Confirming What Was Isolated
After separation, scientists must confirm the purity and identity of the isolated fractions to ensure the success of the protocol. Since a fraction is rarely perfectly pure and often contains trace contamination, verification is a necessary measure of quality control. This confirmation is achieved through specific biochemical assays that detect marker enzymes.
Marker enzymes are proteins uniquely localized to a specific organelle, acting as biochemical identifiers. For instance, researchers confirm the mitochondrial fraction by looking for the activity of succinate dehydrogenase, an enzyme exclusively found in the inner mitochondrial membrane. High activity of this enzyme in the mitochondrial pellet and low activity elsewhere indicates successful isolation. Acid phosphatase is used as a marker for the lysosome fraction, and lactate dehydrogenase serves as a reliable marker for the cytosolic fraction. By measuring the specific activity of these enzymes across all collected fractions, researchers can quantitatively assess the degree of enrichment and the level of cross-contamination.
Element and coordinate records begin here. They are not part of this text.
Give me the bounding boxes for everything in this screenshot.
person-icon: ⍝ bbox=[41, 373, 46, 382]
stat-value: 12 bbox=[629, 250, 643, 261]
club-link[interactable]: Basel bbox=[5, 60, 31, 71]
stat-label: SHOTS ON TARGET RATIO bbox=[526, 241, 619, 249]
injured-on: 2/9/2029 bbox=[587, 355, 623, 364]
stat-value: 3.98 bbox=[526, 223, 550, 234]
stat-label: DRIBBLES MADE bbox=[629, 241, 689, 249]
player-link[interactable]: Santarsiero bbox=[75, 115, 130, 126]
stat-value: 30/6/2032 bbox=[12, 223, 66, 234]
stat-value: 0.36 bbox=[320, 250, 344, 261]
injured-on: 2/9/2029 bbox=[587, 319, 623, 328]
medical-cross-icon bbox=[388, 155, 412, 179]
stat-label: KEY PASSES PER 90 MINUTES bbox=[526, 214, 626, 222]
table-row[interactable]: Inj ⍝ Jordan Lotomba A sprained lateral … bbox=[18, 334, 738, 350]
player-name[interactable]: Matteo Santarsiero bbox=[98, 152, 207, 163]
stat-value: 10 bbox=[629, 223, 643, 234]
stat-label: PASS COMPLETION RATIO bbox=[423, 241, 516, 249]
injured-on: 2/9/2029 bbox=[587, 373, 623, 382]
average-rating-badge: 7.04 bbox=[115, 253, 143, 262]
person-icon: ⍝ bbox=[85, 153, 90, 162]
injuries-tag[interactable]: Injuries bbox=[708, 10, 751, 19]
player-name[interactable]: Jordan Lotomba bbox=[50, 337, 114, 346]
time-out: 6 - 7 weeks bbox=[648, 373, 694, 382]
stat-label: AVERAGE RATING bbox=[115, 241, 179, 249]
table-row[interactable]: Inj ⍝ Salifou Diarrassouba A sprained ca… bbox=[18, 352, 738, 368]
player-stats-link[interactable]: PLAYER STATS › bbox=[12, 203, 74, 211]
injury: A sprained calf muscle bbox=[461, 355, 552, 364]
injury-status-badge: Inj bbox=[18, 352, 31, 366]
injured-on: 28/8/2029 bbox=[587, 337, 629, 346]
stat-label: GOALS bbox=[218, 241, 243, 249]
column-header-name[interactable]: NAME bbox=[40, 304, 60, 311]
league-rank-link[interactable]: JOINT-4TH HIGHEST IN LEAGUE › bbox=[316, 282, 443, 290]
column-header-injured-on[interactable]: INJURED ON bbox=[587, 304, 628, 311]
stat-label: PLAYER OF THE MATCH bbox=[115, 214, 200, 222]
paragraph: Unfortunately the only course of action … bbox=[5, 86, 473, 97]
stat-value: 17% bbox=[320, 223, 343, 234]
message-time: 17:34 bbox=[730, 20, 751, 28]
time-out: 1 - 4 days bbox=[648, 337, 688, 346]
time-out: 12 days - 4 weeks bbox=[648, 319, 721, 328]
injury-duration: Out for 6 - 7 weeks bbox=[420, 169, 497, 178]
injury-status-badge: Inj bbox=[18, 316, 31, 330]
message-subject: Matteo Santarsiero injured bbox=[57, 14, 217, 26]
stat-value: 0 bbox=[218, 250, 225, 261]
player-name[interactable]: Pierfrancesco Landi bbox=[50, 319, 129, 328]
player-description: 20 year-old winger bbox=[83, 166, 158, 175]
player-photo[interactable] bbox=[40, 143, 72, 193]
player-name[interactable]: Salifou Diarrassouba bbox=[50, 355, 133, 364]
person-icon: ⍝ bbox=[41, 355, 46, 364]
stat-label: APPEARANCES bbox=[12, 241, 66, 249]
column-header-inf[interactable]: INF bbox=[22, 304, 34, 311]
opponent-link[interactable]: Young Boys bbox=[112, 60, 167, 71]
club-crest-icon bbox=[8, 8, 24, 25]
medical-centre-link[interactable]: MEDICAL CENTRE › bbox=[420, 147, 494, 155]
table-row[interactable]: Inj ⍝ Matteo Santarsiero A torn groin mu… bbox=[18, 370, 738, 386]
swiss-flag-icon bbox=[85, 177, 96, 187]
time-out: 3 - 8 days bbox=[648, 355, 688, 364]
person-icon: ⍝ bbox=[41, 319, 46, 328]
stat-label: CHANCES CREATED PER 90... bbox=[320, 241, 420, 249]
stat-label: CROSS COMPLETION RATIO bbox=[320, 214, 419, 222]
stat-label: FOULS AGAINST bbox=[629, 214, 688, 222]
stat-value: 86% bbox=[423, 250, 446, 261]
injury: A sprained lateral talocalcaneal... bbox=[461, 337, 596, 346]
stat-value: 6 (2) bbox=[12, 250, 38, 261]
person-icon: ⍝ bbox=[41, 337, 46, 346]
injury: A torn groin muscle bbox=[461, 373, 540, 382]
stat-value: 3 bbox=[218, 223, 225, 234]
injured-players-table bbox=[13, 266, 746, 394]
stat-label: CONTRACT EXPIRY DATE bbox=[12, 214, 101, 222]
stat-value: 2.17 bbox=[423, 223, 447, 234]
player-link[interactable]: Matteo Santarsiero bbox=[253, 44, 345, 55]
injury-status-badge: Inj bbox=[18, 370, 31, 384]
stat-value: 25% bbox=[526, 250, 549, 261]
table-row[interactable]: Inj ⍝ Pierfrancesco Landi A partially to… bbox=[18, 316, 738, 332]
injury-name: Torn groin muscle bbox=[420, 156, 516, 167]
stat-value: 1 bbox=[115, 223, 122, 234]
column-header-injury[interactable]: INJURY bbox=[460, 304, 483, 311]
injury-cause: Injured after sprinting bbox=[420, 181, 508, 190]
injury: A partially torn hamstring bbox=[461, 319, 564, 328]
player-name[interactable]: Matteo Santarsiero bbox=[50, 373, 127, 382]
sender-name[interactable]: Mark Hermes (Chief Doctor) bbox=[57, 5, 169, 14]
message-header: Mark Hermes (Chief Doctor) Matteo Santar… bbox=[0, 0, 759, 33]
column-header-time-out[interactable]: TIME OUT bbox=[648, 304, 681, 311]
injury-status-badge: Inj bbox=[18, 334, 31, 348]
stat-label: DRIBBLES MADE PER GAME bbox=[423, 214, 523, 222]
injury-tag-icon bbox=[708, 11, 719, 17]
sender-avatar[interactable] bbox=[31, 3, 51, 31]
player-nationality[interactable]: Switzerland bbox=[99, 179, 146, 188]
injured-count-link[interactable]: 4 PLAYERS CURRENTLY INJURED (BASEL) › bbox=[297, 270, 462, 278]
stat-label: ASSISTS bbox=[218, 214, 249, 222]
Practical Research Applications
Isolating specific cellular components provides a powerful platform for a wide range of biological and medical investigations. By separating the cell into its working parts, researchers can study complex processes in a more simplified environment. One application is determining the precise localization of a protein of interest to establish its function. For example, if a newly discovered protein is highly concentrated in the mitochondrial fraction, it suggests a function related to cellular energy production or metabolism.
Fractionation is frequently employed to study how disease progression affects specific organelles, such as tracking mitochondrial dysfunction in neurodegenerative disorders like Parkinson’s disease. Researchers isolate mitochondria from diseased cells to analyze changes in their protein composition or enzyme activity. The technique also holds value in the development of new therapeutics, particularly in tracking drug delivery mechanisms at a subcellular level. Scientists use isolated fractions to observe how a drug interacts with a specific organelle, like the lysosome, to assess its effectiveness or potential toxicity.